The Mudcat Café TM
Thread #122892   Message #2753118
Posted By: Amos
26-Oct-09 - 04:10 PM
Thread Name: Occasional Musical News
Subject: RE: Occasional Musical News
By David McCollum

All they needed was a campfire. The Folk Reunion concert Thursday at the Reynolds Performance Hall at the University of Central Arkansas took many of us back to another era of music — one that has been buried by modern technology but still manages to tug at tender memories.

The Brothers Four, the Limelighters and the Kingston Trio, all pioneer bands in the "Hootenanny," American folk music thrust a half-century ago, were all featured during the homecoming segment of the UCA Public Appearances Series.

It was a pleasing toe-tapping, hand-clapping, sing-a-along session among an almost full house in which the prevailing hair was gray or none at all.

This was a concert for those who can remember typewriters, juke boxes and black-and-white TV.

It took us back to simpler days when someone just grabbed a guitar and a bunch of friends followed to a dorm, house or campfire and harmonized in a sing-a-long.

Jerry Biebesheimer, who directs the public appearance staff, set this one up especially for the post-45 crowd and his group should be commended.

Homecoming is for the alumni as much as it is for students, and it should have events appealing to both. Biesbesheimer arranged the concert with a nod toward the Class of '59, which celebrated its 50th anniversary during the weekend. The three groups performing Thursday trace their roots to the late 1950s and made regular appearances at colleges and universities in the '60s and '70s.

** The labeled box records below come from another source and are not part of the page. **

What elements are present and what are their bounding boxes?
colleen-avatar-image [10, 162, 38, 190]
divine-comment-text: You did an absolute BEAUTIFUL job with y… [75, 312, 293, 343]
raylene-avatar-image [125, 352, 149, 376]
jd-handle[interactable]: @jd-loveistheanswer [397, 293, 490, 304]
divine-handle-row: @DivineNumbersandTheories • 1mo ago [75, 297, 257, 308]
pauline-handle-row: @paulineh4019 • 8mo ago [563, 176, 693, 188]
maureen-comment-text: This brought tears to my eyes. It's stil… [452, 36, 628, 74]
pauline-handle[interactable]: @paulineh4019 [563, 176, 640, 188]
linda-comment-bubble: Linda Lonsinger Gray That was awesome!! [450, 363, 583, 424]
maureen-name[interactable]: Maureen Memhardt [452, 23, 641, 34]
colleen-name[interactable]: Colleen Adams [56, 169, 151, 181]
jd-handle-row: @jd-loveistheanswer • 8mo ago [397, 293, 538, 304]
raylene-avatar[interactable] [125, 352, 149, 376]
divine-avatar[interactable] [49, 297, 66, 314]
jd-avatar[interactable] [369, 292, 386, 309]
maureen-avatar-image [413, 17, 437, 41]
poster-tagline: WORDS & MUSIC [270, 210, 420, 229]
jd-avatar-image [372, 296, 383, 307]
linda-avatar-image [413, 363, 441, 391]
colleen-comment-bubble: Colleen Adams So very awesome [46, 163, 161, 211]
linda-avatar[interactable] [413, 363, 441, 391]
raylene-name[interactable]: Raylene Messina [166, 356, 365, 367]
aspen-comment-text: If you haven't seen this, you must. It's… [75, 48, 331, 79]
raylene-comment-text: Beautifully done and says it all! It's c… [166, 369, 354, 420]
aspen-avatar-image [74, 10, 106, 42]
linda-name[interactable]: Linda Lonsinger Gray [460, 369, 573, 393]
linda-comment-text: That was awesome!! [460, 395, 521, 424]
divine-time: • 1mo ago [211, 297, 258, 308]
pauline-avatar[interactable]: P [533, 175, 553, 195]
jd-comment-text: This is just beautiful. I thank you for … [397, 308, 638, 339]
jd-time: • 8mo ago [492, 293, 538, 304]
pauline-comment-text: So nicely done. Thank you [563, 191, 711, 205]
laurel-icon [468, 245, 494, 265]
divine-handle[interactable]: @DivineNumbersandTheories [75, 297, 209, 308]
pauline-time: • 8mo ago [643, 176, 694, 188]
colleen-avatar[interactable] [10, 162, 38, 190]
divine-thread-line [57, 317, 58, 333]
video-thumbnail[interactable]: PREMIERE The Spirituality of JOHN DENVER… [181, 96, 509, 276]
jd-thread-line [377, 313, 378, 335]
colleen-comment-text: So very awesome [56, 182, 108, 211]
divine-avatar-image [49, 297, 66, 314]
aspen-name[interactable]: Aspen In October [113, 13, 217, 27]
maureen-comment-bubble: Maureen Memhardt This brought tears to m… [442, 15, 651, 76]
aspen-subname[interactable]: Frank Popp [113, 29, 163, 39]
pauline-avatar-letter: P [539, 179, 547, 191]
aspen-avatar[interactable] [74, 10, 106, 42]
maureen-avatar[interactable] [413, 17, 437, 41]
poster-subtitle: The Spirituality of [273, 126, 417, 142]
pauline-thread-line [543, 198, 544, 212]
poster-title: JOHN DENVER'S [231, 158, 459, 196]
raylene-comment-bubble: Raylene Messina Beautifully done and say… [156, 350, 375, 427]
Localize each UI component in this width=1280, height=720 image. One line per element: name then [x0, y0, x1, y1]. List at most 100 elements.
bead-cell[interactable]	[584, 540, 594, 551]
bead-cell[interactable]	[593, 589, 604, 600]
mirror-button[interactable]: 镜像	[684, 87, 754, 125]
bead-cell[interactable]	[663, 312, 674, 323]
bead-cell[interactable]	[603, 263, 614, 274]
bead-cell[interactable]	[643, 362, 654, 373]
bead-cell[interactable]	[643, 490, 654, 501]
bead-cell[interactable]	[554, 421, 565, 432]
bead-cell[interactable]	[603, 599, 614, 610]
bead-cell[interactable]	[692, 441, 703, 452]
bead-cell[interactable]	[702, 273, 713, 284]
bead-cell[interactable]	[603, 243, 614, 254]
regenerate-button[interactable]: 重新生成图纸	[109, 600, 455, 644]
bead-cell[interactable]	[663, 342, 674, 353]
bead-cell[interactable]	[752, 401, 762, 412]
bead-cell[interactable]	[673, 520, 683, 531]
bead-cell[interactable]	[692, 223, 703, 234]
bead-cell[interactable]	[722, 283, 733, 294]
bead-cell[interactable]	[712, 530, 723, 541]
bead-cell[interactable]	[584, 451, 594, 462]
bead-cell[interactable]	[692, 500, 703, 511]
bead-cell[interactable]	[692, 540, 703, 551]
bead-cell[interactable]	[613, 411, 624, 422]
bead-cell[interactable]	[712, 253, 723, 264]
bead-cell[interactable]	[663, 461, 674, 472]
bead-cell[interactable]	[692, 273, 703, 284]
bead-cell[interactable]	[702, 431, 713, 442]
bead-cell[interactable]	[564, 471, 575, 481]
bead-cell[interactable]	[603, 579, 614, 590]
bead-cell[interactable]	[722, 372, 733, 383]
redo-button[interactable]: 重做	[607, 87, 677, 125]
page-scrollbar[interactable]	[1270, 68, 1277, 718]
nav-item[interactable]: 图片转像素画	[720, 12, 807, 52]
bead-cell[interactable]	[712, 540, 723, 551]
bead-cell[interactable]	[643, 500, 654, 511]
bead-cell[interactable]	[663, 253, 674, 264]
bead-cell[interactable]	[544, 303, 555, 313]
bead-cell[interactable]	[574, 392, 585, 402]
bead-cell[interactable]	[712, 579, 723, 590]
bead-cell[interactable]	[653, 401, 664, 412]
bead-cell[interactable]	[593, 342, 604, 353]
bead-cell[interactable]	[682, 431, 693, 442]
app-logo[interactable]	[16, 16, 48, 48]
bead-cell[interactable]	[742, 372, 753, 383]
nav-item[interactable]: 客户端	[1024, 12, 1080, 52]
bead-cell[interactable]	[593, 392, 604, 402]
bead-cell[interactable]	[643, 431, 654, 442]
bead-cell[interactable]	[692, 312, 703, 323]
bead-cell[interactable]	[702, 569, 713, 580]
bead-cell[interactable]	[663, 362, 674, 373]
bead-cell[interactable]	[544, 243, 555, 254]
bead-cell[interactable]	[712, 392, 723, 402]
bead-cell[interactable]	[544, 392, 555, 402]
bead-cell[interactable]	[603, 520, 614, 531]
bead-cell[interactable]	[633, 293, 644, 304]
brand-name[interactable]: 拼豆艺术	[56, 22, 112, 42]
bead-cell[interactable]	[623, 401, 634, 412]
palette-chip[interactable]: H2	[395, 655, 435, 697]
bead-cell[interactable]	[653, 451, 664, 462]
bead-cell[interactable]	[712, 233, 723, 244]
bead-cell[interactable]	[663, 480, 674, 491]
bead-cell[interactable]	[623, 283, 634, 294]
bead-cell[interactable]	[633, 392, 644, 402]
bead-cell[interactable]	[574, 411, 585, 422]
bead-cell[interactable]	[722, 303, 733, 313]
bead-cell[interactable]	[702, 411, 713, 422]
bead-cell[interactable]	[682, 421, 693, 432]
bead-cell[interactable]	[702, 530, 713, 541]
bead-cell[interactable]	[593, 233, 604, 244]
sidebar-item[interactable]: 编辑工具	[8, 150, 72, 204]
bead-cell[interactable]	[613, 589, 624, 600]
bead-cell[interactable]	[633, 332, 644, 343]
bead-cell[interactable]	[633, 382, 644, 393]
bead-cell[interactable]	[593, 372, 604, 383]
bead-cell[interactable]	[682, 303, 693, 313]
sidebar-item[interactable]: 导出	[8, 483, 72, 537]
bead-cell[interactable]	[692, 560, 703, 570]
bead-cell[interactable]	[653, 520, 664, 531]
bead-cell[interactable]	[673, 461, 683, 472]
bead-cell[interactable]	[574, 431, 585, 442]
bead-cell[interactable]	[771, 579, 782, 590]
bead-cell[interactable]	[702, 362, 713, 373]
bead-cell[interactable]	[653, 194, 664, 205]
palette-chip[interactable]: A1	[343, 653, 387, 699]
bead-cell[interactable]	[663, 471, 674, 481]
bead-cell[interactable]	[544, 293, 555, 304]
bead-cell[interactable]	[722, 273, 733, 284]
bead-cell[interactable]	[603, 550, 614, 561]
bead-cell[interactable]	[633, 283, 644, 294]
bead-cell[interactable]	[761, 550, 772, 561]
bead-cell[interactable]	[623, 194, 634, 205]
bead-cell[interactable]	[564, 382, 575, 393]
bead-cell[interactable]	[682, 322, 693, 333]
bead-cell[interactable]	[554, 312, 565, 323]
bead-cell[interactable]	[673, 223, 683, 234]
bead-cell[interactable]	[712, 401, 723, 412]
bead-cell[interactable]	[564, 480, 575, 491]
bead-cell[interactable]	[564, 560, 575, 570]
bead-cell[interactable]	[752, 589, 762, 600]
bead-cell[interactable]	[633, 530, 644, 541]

Much of their music is embedded in the minds of those who went to college in that era and listened to juke boxes.

"For you younger people, a juke box is a giant iPod," said George Grove, the longest-tenured member of the Kingston Trio.

All three bands are the only continuing original folk bands on the active concert circuit. Bob Flick of the Brothers Four is a founding member of that group. The other musicians trace their links to their groups over several years in continuing the tradition. Bill Zorn of the Kingston Trio is much recycled, having started with the New Christy Minstrels and also serving as a former member of the Limelighters.

The neat part of the concert was its simplicity.

It's interesting. My son traveled to Oklahoma City last weekend to watch Bono perform on a high-tech, glitzy stage converted into a model spaceship that thought it was absolutely awesome. U2 is also one of my favorites of the modern rock bands.

Thursday night, there were no sets, no pyro, no fancy sound systems, nothing glitzy, nothing flashy, no eye-popping costumes, no dancers and no upscale electronically enhanced instruments.

There was a plain black stage, a few amplifiers, a few microphones, a few bottles of water on platforms and the performers playing acoustical string instruments and engaging in simple and melodious harmony.

This was music at its core — good instrumentation and good, clear harmony. It was music in which the music and the sound was more important than the volume.

The performances resonated on simple purity.

It was the ultimate in portable live music. It could be done in a concert hall, on a mountaintop, by a stream or in a den or dormitory room.

To the music palate, it was what made-from-scratch biscuits and gravy is to the taste buds.

There were so many old favorites, from the Brothers Four's haunting "The Green Leaves of Summer" to the Limelighters humorous satirical stuff that poked fun at their own genre to the Kingston Trio's big hits "Scotch and Soda" and "Tom Dooley."

What the artists described as the American Songbook went down a warm-and-fuzzy memory lane.

And the concert ended the only way it could end.

All the groups came on stage and joined together in the iconic folk anthem, "This Land is Your Land" as the audience clapped and sang along.